Assoc. Professor of Religious Studies

University of Notre Dame

On the Colors:

The blue is in reference to her university’s full name, Notre Dame of the Lake, while also relating to the Virgin Mary.

The gold is meant to reference the Virgin Mary’s “Queen of Heaven” status.

The waves in the patches are in the color Scarlet. This is her favorite feature because scarlet is the color of theology which is what she received her Ph.D. in and scarlet is the color of the Queen and theology is the queen of the sciences.

On the Patches:

The two patches on the robe say vita dulcedo spes which means “hope is the joy of life.” It also has a star for the Queen of Heaven, a crucifix because it’s a Catholic school.

On the Hood:

The hood she received from her mentor. At her graduation ceremony, after defending her dissertation, the title was read at her commencement and her mentor put her hood on her.

On the Purchasing of Her Regalia:

She spoke about how the robes are ridiculously expensive and she spent time during her dissertation to save up and buy the robe.
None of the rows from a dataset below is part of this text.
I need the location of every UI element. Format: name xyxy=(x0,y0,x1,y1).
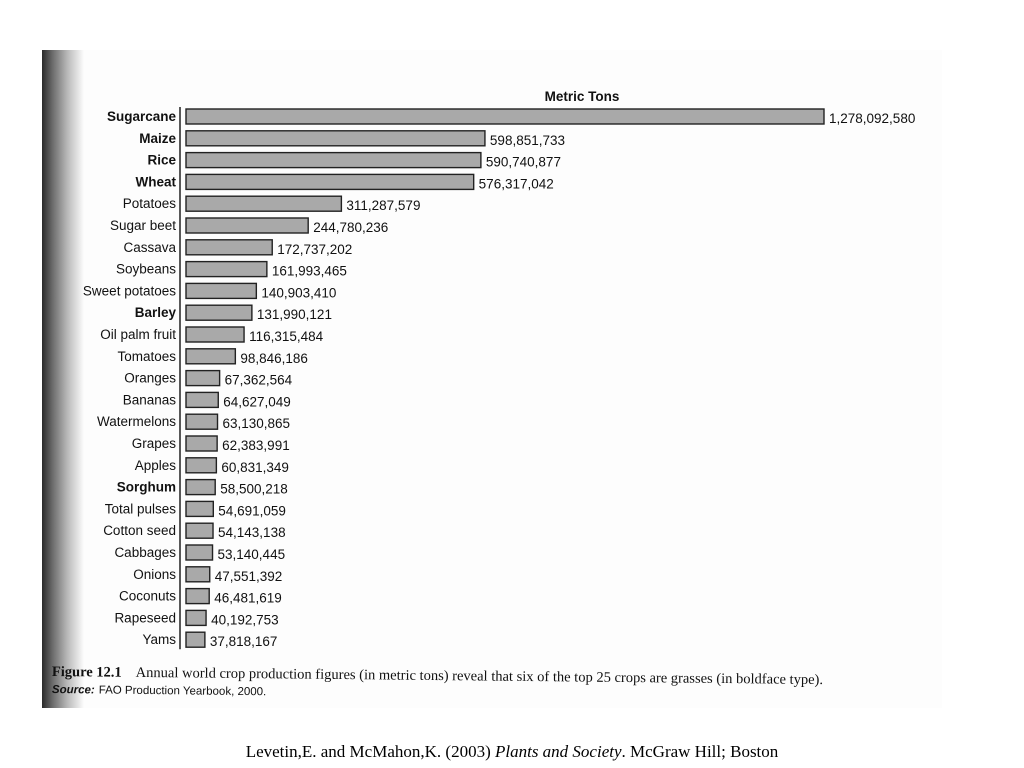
bar-sugarcane xyxy=(186,109,824,124)
bar-rapeseed xyxy=(186,610,206,625)
bar-onions xyxy=(186,567,210,582)
bar-cotton-seed xyxy=(186,523,213,538)
bar-watermelons xyxy=(186,414,218,429)
bar-apples xyxy=(186,458,216,473)
figure-label: Figure 12.1 xyxy=(51,664,122,681)
bar-maize xyxy=(186,131,485,146)
bar-potatoes xyxy=(186,196,341,211)
category-label-apples: Apples xyxy=(134,457,176,473)
citation-title: Plants and Society xyxy=(494,742,622,761)
value-label-bananas: 64,627,049 xyxy=(223,394,291,410)
value-label-sorghum: 58,500,218 xyxy=(220,481,288,497)
category-label-oranges: Oranges xyxy=(124,370,176,386)
bar-soybeans xyxy=(186,262,267,277)
category-label-sugarcane: Sugarcane xyxy=(106,109,176,124)
value-label-wheat: 576,317,042 xyxy=(478,176,554,192)
value-label-apples: 60,831,349 xyxy=(221,459,289,475)
value-label-coconuts: 46,481,619 xyxy=(214,590,282,606)
source-key: Source: xyxy=(51,684,95,697)
category-label-sweet-potatoes: Sweet potatoes xyxy=(82,283,176,299)
citation xyxy=(0,742,1024,762)
value-label-grapes: 62,383,991 xyxy=(222,438,290,453)
category-label-tomatoes: Tomatoes xyxy=(117,348,176,364)
bar-cabbages xyxy=(186,545,213,560)
caption-text: Annual world crop production figures (in metric tons) reveal that six of the top 25 crops are grasses (in boldface type). xyxy=(135,664,824,689)
value-label-soybeans: 161,993,465 xyxy=(271,263,347,279)
bar-cassava xyxy=(186,240,272,255)
bar-total-pulses xyxy=(186,501,213,516)
bar-sugar-beet xyxy=(186,218,308,233)
value-label-rice: 590,740,877 xyxy=(485,154,561,170)
category-label-rapeseed: Rapeseed xyxy=(114,610,176,626)
value-label-total-pulses: 54,691,059 xyxy=(218,503,286,519)
value-label-maize: 598,851,733 xyxy=(489,132,566,148)
category-label-potatoes: Potatoes xyxy=(122,196,176,212)
bar-rice xyxy=(186,153,481,168)
value-label-oil-palm-fruit: 116,315,484 xyxy=(249,329,324,344)
bar-grapes xyxy=(186,436,217,451)
bar-oranges xyxy=(186,371,220,386)
value-label-cassava: 172,737,202 xyxy=(277,241,353,257)
value-label-potatoes: 311,287,579 xyxy=(346,198,421,214)
value-label-cabbages: 53,140,445 xyxy=(217,547,286,562)
category-label-soybeans: Soybeans xyxy=(115,261,176,277)
category-label-total-pulses: Total pulses xyxy=(104,501,176,517)
value-label-oranges: 67,362,564 xyxy=(224,372,293,388)
category-label-rice: Rice xyxy=(147,152,176,168)
category-label-cotton-seed: Cotton seed xyxy=(103,523,176,539)
category-label-wheat: Wheat xyxy=(135,174,176,190)
value-label-rapeseed: 40,192,753 xyxy=(211,612,279,628)
figure-source xyxy=(52,684,266,698)
value-label-tomatoes: 98,846,186 xyxy=(240,350,308,366)
value-label-yams: 37,818,167 xyxy=(209,634,278,650)
category-label-watermelons: Watermelons xyxy=(96,414,176,430)
value-label-sweet-potatoes: 140,903,410 xyxy=(261,285,337,301)
citation-suffix: . McGraw Hill; Boston xyxy=(621,742,779,761)
source-text: FAO Production Yearbook, 2000. xyxy=(98,684,267,699)
value-label-sugarcane: 1,278,092,580 xyxy=(829,111,916,126)
bar-oil-palm-fruit xyxy=(186,327,244,342)
bar-sorghum xyxy=(186,480,215,495)
category-label-coconuts: Coconuts xyxy=(118,588,176,604)
bar-coconuts xyxy=(186,589,209,604)
citation-prefix: Levetin,E. and McMahon,K. (2003) xyxy=(245,742,495,761)
bar-tomatoes xyxy=(186,349,235,364)
category-label-sorghum: Sorghum xyxy=(116,479,176,495)
chart-title: Metric Tons xyxy=(544,89,620,104)
bar-barley xyxy=(186,305,252,320)
category-label-barley: Barley xyxy=(134,305,176,321)
category-label-sugar-beet: Sugar beet xyxy=(109,218,176,233)
bar-bananas xyxy=(186,392,218,407)
value-label-onions: 47,551,392 xyxy=(214,568,283,584)
bar-sweet-potatoes xyxy=(186,283,256,298)
bar-yams xyxy=(186,632,205,647)
category-label-oil-palm-fruit: Oil palm fruit xyxy=(100,327,176,342)
value-label-cotton-seed: 54,143,138 xyxy=(218,525,286,541)
category-label-cassava: Cassava xyxy=(123,239,176,255)
category-label-grapes: Grapes xyxy=(131,436,176,451)
category-label-maize: Maize xyxy=(139,130,176,146)
category-label-bananas: Bananas xyxy=(122,392,176,408)
category-label-yams: Yams xyxy=(142,632,176,648)
value-label-watermelons: 63,130,865 xyxy=(222,416,291,432)
bar-wheat xyxy=(186,174,474,189)
category-label-onions: Onions xyxy=(133,566,176,582)
value-label-barley: 131,990,121 xyxy=(256,307,332,323)
category-label-cabbages: Cabbages xyxy=(114,545,176,560)
value-label-sugar-beet: 244,780,236 xyxy=(313,220,389,235)
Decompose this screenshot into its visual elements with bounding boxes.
On the Commencement Speaker:

“I’m excited for Sotomayor to come back to the Bronx.  I think Manhattan College has a lot of students whose story is so much like her story and I just hope that we get to interact with her and that the students, especially the Hispanic and Latino students from the Bronx get to at least shake her hand or get a picture with her because she’s a trailblazer and she’s amazing,” said Imperatori-Lee.